Published June 28, 2023 | Version v1
Journal article Open

Cultural and Scientific Narratives Are Mutually Reinforcing: Tom Stoppard's The Hard Problem and Sarah Treem's The How and the Why

  • 1. Vasser College

Description

Modern evolutionary science has been making its way to the stage. Tom Stoppard, one of the most influential playwrights of our time, explores the nature of altruism and free will and offers a critique of reductionist science in The Hard Problem. Sarah Treem, a celebrated TV writer-producer as well as a playwright, explores the dynamics of female competition and mate choice and offers a critique of masculinist science in The How and the Why. Intriguingly, each play depicts a female researcher whose perspective on altruism is shaped by her experience of relinquishing a newborn.

Evolutionary theories pose a challenge to beliefs about human nature that feminists and non-feminists have brought to debates about working mothers. Both Treem and Stoppard engage these debates by staging a maternal melodrama against the backdrop of hypercompetitive scientific workplaces with ties to profit-driven industries. In The How and the Why, an adoptee and her birth mother, both evolutionary biologists, invoke adaptationist theories to discuss the costs of motherhood for women in science. The Hard Problem likewise features an unmarried research psychologist discussing neo-Darwinian theories as it follows her quest to find the daughter she had surrendered for adoption. 

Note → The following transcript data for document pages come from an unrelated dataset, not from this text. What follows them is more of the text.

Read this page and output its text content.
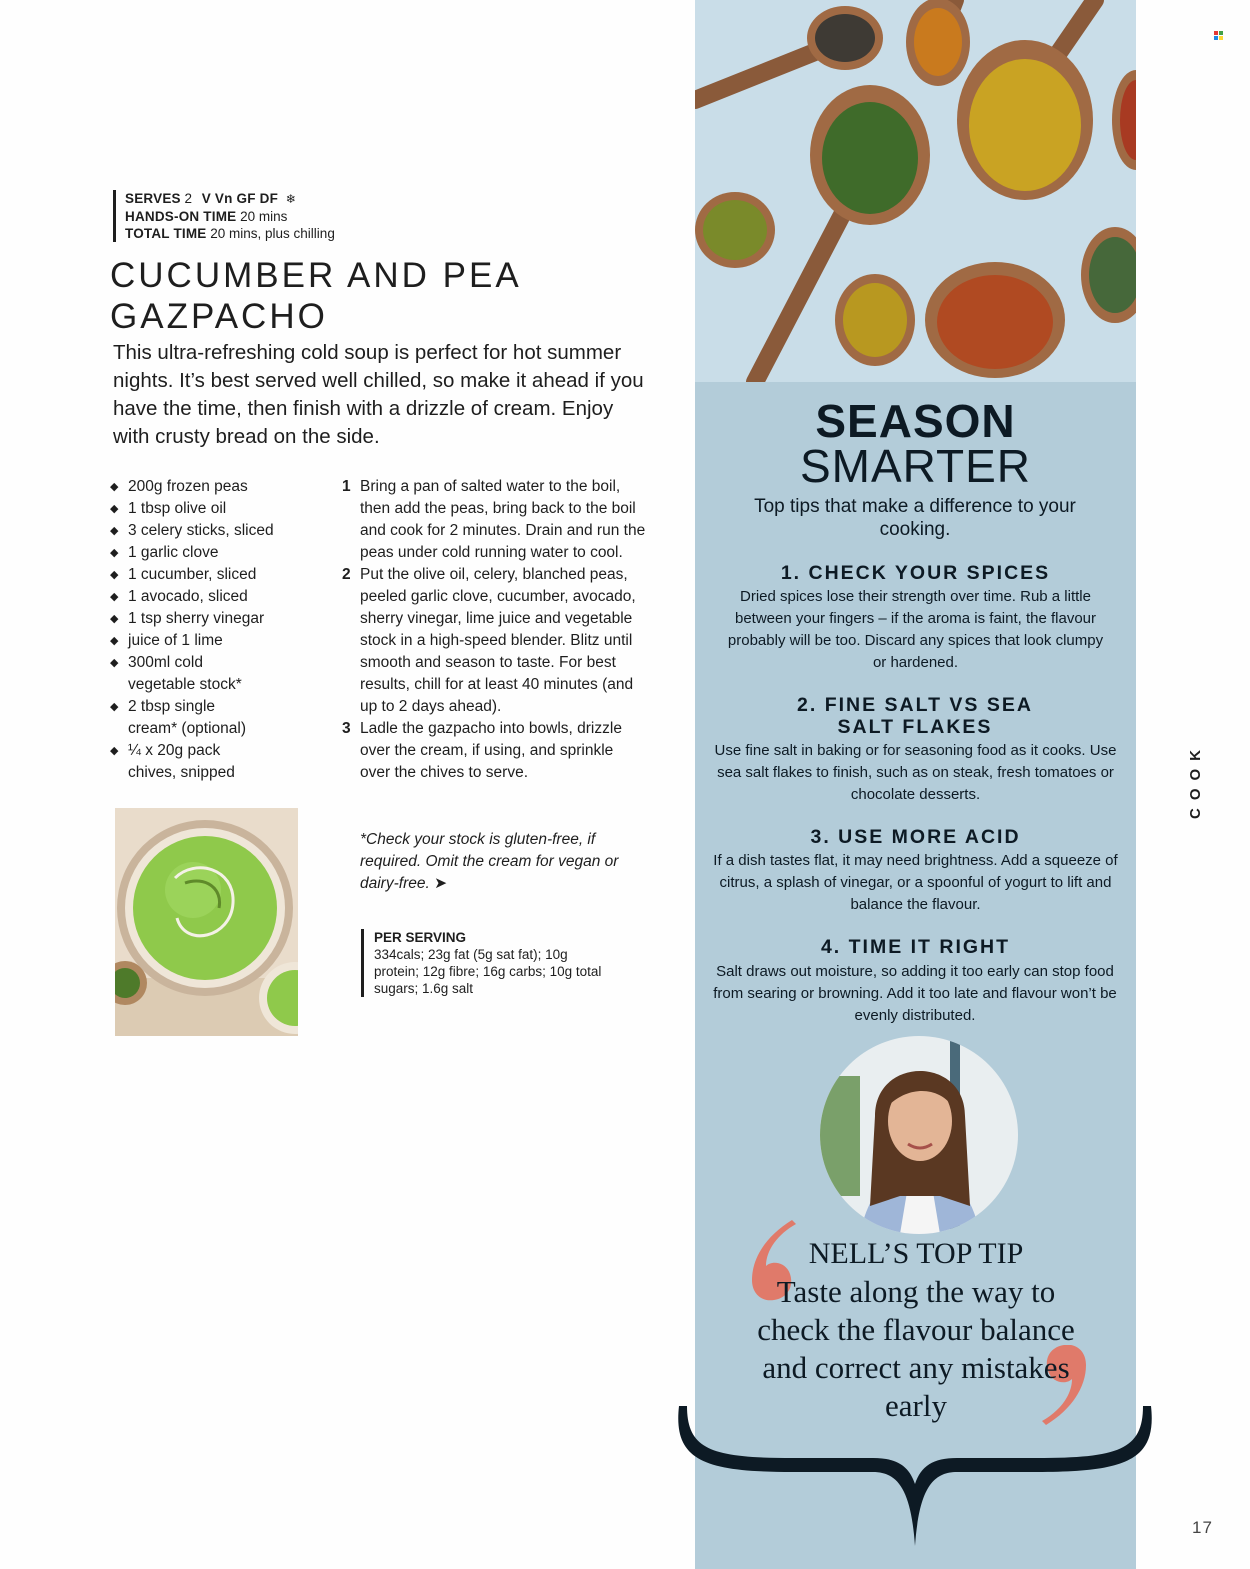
SERVES 2 V Vn GF DF ❄
HANDS-ON TIME 20 mins
TOTAL TIME 20 mins, plus chilling
CUCUMBER AND PEA
GAZPACHO
This ultra-refreshing cold soup is perfect for hot summer nights. It’s best served well chilled, so make it ahead if you have the time, then finish with a drizzle of cream. Enjoy with crusty bread on the side.
◆ 200g frozen peas
◆ 1 tbsp olive oil
◆ 3 celery sticks, sliced
◆ 1 garlic clove
◆ 1 cucumber, sliced
◆ 1 avocado, sliced
◆ 1 tsp sherry vinegar
◆ juice of 1 lime
◆ 300ml cold vegetable stock*
◆ 2 tbsp single cream* (optional)
◆ ¼ x 20g pack chives, snipped
1 Bring a pan of salted water to the boil, then add the peas, bring back to the boil and cook for 2 minutes. Drain and run the peas under cold running water to cool.
2 Put the olive oil, celery, blanched peas, peeled garlic clove, cucumber, avocado, sherry vinegar, lime juice and vegetable stock in a high-speed blender. Blitz until smooth and season to taste. For best results, chill for at least 40 minutes (and up to 2 days ahead).
3 Ladle the gazpacho into bowls, drizzle over the cream, if using, and sprinkle over the chives to serve.
*Check your stock is gluten-free, if required. Omit the cream for vegan or dairy-free. ➤
PER SERVING
334cals; 23g fat (5g sat fat); 10g protein; 12g fibre; 16g carbs; 10g total sugars; 1.6g salt
SEASON
SMARTER
Top tips that make a difference to your cooking.
1. CHECK YOUR SPICES
Dried spices lose their strength over time. Rub a little between your fingers – if the aroma is faint, the flavour probably will be too. Discard any spices that look clumpy or hardened.
2. FINE SALT VS SEA SALT FLAKES
Use fine salt in baking or for seasoning food as it cooks. Use sea salt flakes to finish, such as on steak, fresh tomatoes or chocolate desserts.
3. USE MORE ACID
If a dish tastes flat, it may need brightness. Add a squeeze of citrus, a splash of vinegar, or a spoonful of yogurt to lift and balance the flavour.
4. TIME IT RIGHT
Salt draws out moisture, so adding it too early can stop food from searing or browning. Add it too late and flavour won’t be evenly distributed.
NELL’S TOP TIP
Taste along the way to check the flavour balance and correct any mistakes early
COOK
17
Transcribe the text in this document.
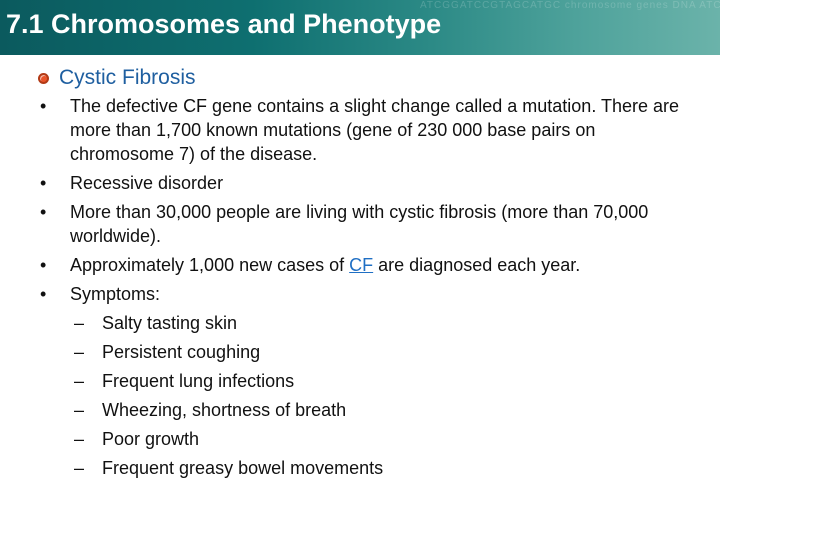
ATCGGATCCGTAGCATGC chromosome genes DNA ATCGGATCC phenotype
7.1 Chromosomes and Phenotype
Cystic Fibrosis
•	The defective CF gene contains a slight change called a mutation. There are more than 1,700 known mutations (gene of 230 000 base pairs on chromosome 7) of the disease.
•	Recessive disorder
•	More than 30,000 people are living with cystic fibrosis (more than 70,000 worldwide).
•	Approximately 1,000 new cases of CF are diagnosed each year.
•	Symptoms:
– Salty tasting skin
– Persistent coughing
– Frequent lung infections
– Wheezing, shortness of breath
– Poor growth
– Frequent greasy bowel movements
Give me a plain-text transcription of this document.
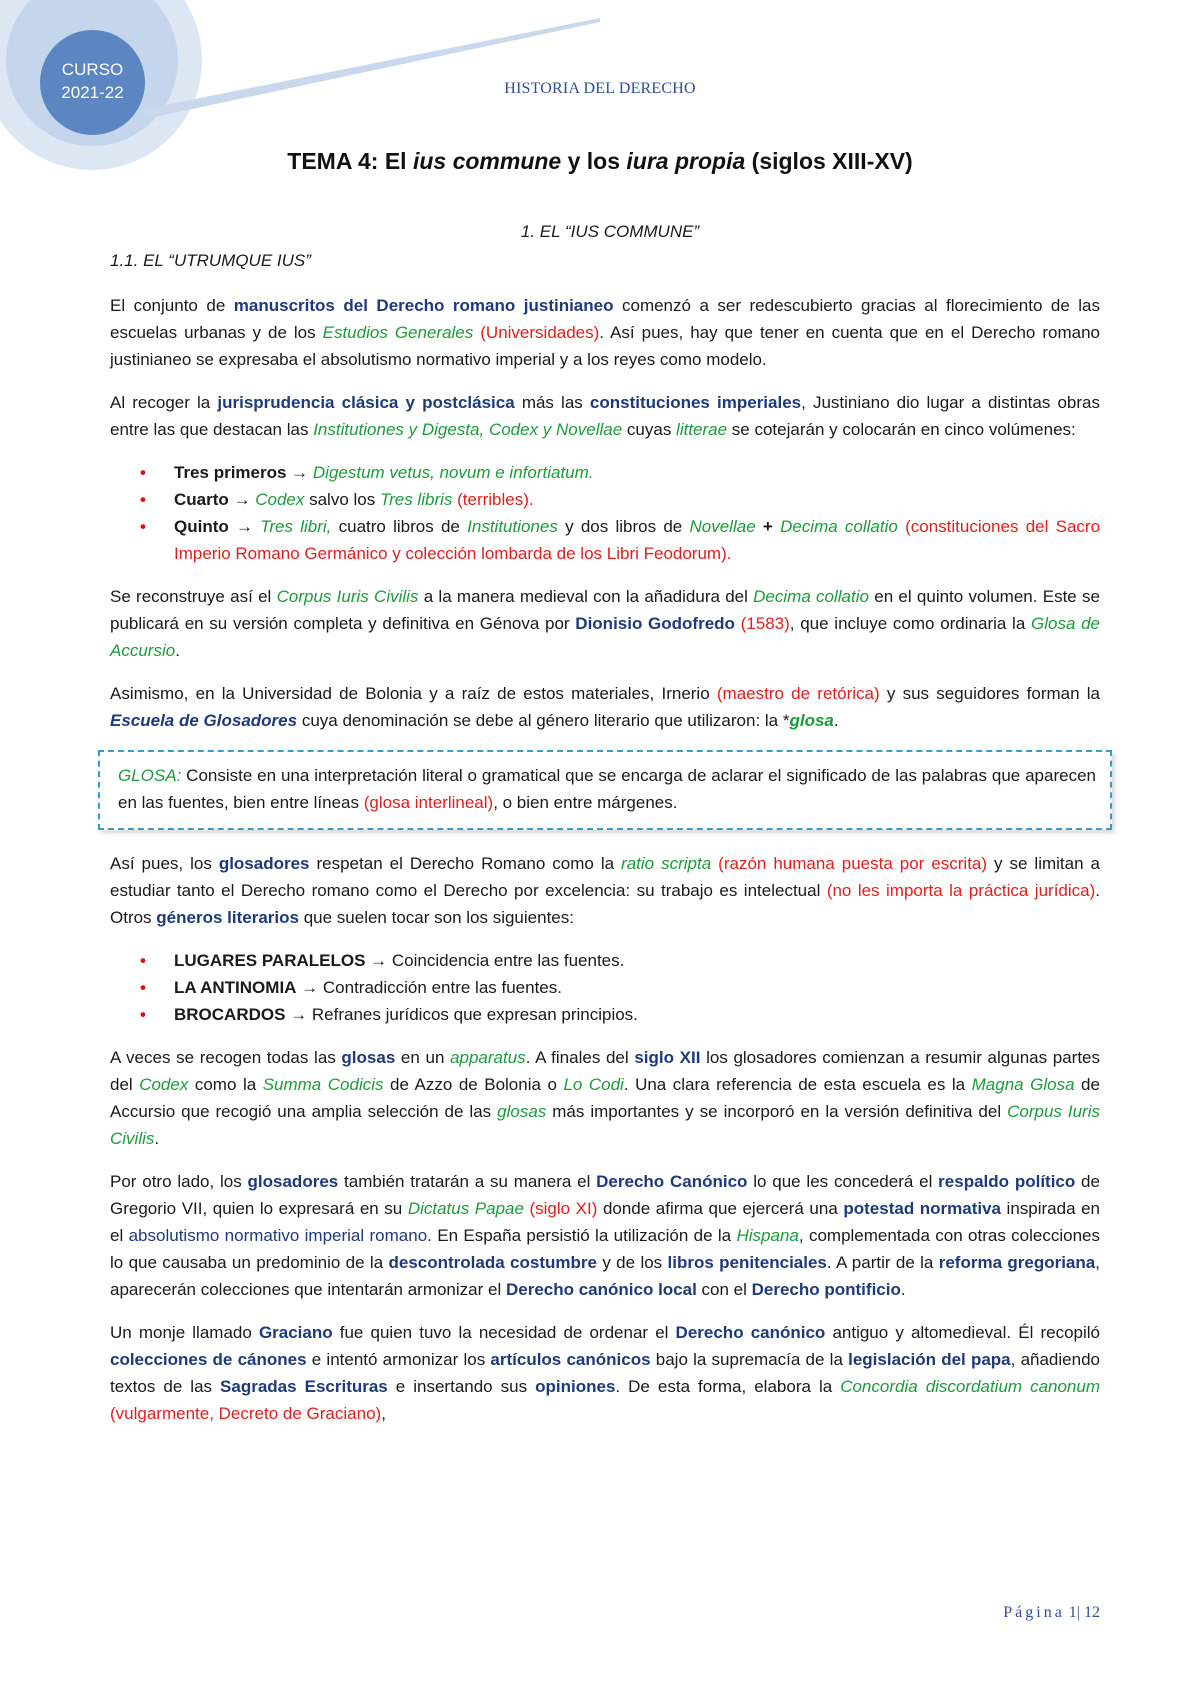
CURSO
2021-22	HISTORIA DEL DERECHO
TEMA 4: El ius commune y los iura propia (siglos XIII-XV)
1. EL “IUS COMMUNE”
1.1. EL “UTRUMQUE IUS”

El conjunto de manuscritos del Derecho romano justinianeo comenzó a ser redescubierto gracias al florecimiento de las escuelas urbanas y de los Estudios Generales (Universidades). Así pues, hay que tener en cuenta que en el Derecho romano justinianeo se expresaba el absolutismo normativo imperial y a los reyes como modelo.

Al recoger la jurisprudencia clásica y postclásica más las constituciones imperiales, Justiniano dio lugar a distintas obras entre las que destacan las Institutiones y Digesta, Codex y Novellae cuyas litterae se cotejarán y colocarán en cinco volúmenes:

• Tres primeros → Digestum vetus, novum e infortiatum.
• Cuarto → Codex salvo los Tres libris (terribles).
• Quinto → Tres libri, cuatro libros de Institutiones y dos libros de Novellae + Decima collatio (constituciones del Sacro Imperio Romano Germánico y colección lombarda de los Libri Feodorum).

Se reconstruye así el Corpus Iuris Civilis a la manera medieval con la añadidura del Decima collatio en el quinto volumen. Este se publicará en su versión completa y definitiva en Génova por Dionisio Godofredo (1583), que incluye como ordinaria la Glosa de Accursio.

Asimismo, en la Universidad de Bolonia y a raíz de estos materiales, Irnerio (maestro de retórica) y sus seguidores forman la Escuela de Glosadores cuya denominación se debe al género literario que utilizaron: la *glosa.

GLOSA: Consiste en una interpretación literal o gramatical que se encarga de aclarar el significado de las palabras que aparecen en las fuentes, bien entre líneas (glosa interlineal), o bien entre márgenes.

Así pues, los glosadores respetan el Derecho Romano como la ratio scripta (razón humana puesta por escrita) y se limitan a estudiar tanto el Derecho romano como el Derecho por excelencia: su trabajo es intelectual (no les importa la práctica jurídica). Otros géneros literarios que suelen tocar son los siguientes:

• LUGARES PARALELOS → Coincidencia entre las fuentes.
• LA ANTINOMIA → Contradicción entre las fuentes.
• BROCARDOS → Refranes jurídicos que expresan principios.

A veces se recogen todas las glosas en un apparatus. A finales del siglo XII los glosadores comienzan a resumir algunas partes del Codex como la Summa Codicis de Azzo de Bolonia o Lo Codi. Una clara referencia de esta escuela es la Magna Glosa de Accursio que recogió una amplia selección de las glosas más importantes y se incorporó en la versión definitiva del Corpus Iuris Civilis.

Por otro lado, los glosadores también tratarán a su manera el Derecho Canónico lo que les concederá el respaldo político de Gregorio VII, quien lo expresará en su Dictatus Papae (siglo XI) donde afirma que ejercerá una potestad normativa inspirada en el absolutismo normativo imperial romano. En España persistió la utilización de la Hispana, complementada con otras colecciones lo que causaba un predominio de la descontrolada costumbre y de los libros penitenciales. A partir de la reforma gregoriana, aparecerán colecciones que intentarán armonizar el Derecho canónico local con el Derecho pontificio.

Un monje llamado Graciano fue quien tuvo la necesidad de ordenar el Derecho canónico antiguo y altomedieval. Él recopiló colecciones de cánones e intentó armonizar los artículos canónicos bajo la supremacía de la legislación del papa, añadiendo textos de las Sagradas Escrituras e insertando sus opiniones. De esta forma, elabora la Concordia discordatium canonum (vulgarmente, Decreto de Graciano),

Página 1| 12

The How and the Why and The Hard Problem thus offer a unique window onto two types of biases that affect people contending with Sarah Hrdy's revelation that women weigh the costs as well as benefits of nurturing.  Separately and together, these plays plays demonstrate the need for debates about human nature to integrate the artistic as well as scientific perspectives of differently situated individuals, including mothers. Not only do the plays make use of disputes that confirm the role of bias in scientific inquiry, but each playwright’s own biases also underscore “the importance of taking into account the reproductive interests of all players involved” to obtain “the mother lode of new insight to be had” (Hrdy, Mother Nature, 53).